Das Schreiben wird zwar nicht vom Postboten ausgehändigt, es geht den Vereinen im Fußballkreis per E-Mail zu. Von einem Brandbrief zu reden, ist in diesem Fall aber allemal zutreffend: Der Fußballkreis schlägt Alarm.
Grund sind „Entgleisungen von Spielern und Mannschaftsverantwortlichen gegenüber Schiedsrichtern“, die es mittlerweile Woche für Woche gebe. Bedrohungen und Beleidigungen seien auf den Plätzen im Kreis an der Tagesordnung, auch körperliche Gewalt nehme zu, heißt es in dem Schreiben. „Das Fass zum Überlaufen hat die Spuckattacke gegenüber einem unserer Schiedsrichter am letzten Wochenende gebracht.“
Wollers Wutrede: Kreis soll Spiele absetzen
Im Gespräch mit unserer Sportredaktion hatte Harald Woller, Vorsitzender der Kreisschiedsrichter, bereits am Dienstag zu einer Art Wutrede angesetzt. Im Anschluss ließ der Recklinghäuser offenbar auch Taten folgen. Bei einer Vorstandssitzung des Fußballkreises regte Woller an, die kommenden Spiele auf Kreisebene abzusagen. Um ein klares Signal an die Vereine und für die Schiedsrichter im Kreis zu setzen.

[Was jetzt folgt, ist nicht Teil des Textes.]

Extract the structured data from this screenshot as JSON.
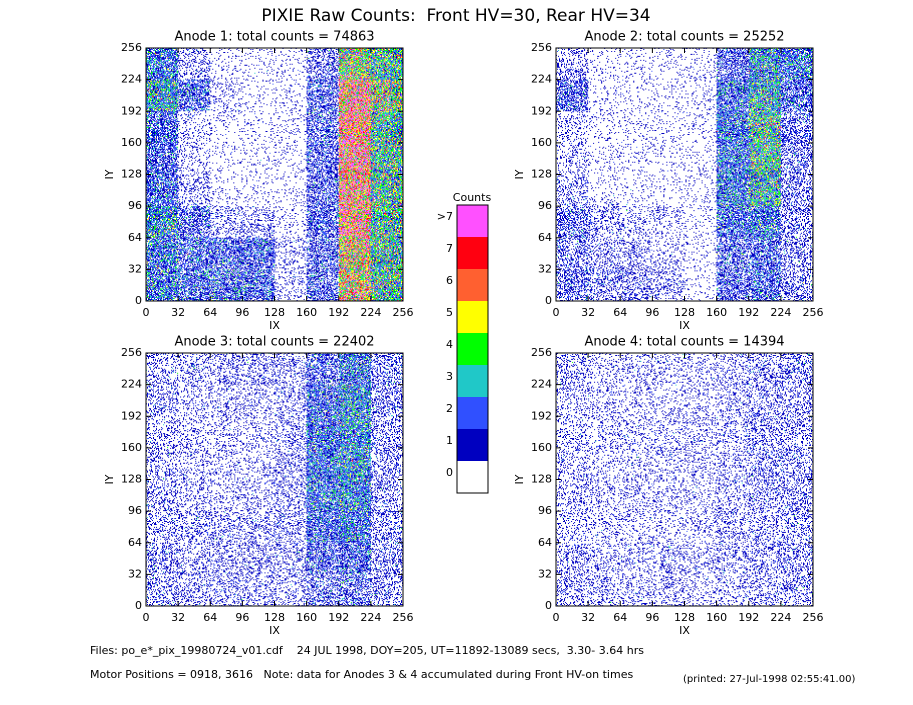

„Wir haben uns am Ende dagegen entschieden. Damit würden wir alle Vereine bestrafen. Auch die, die sich nicht zu Schulden kommen lassen“, sagt Andreas Mermann, Vorsitzender im Kreisfußballausschuss.
Was nicht bedeutet, dass es im Kreisvorstand für die Lage der Schiris kein Verständnis gibt. Im Gegenteil. Mermann kommt selbst aus dem Schiedsrichterwesen, der Lüdinghäuser arbeitet im Kreis und beim Verband in der Ausbildung und ist als Beobachter engagiert. „Respektlosigkeiten gegenüber Schiedsrichtern sind nichts Neues. Aber im Moment bekommt die Sache eine neue Tonlage. Was die jüngsten Spuckattacken angeht, da fehlen mir die Worte“, sagt Mermann. „Und offen gestanden: Mir langt‘s.“
Die sind in der Pflicht, sagt der KFA-Vorsitzende
Der KFA-Vorsitzende nimmt die Vereine in die Pflicht. „Die kennen ihre Spieler und damit auch die Problemfälle und potenziellen Gefährder. Die Vereine müssen jetzt mit diesen Leuten den Dialog suchen.“ Ob dieser Wunsch Gehör findet? Gut möglich, dass der eine oder andere Vereinsverantwortliche am Rechner das Schreiben des Fußballkreises umstandslos in den Papierkorb befördert. Aber das könnte sich als Fehler erweisen.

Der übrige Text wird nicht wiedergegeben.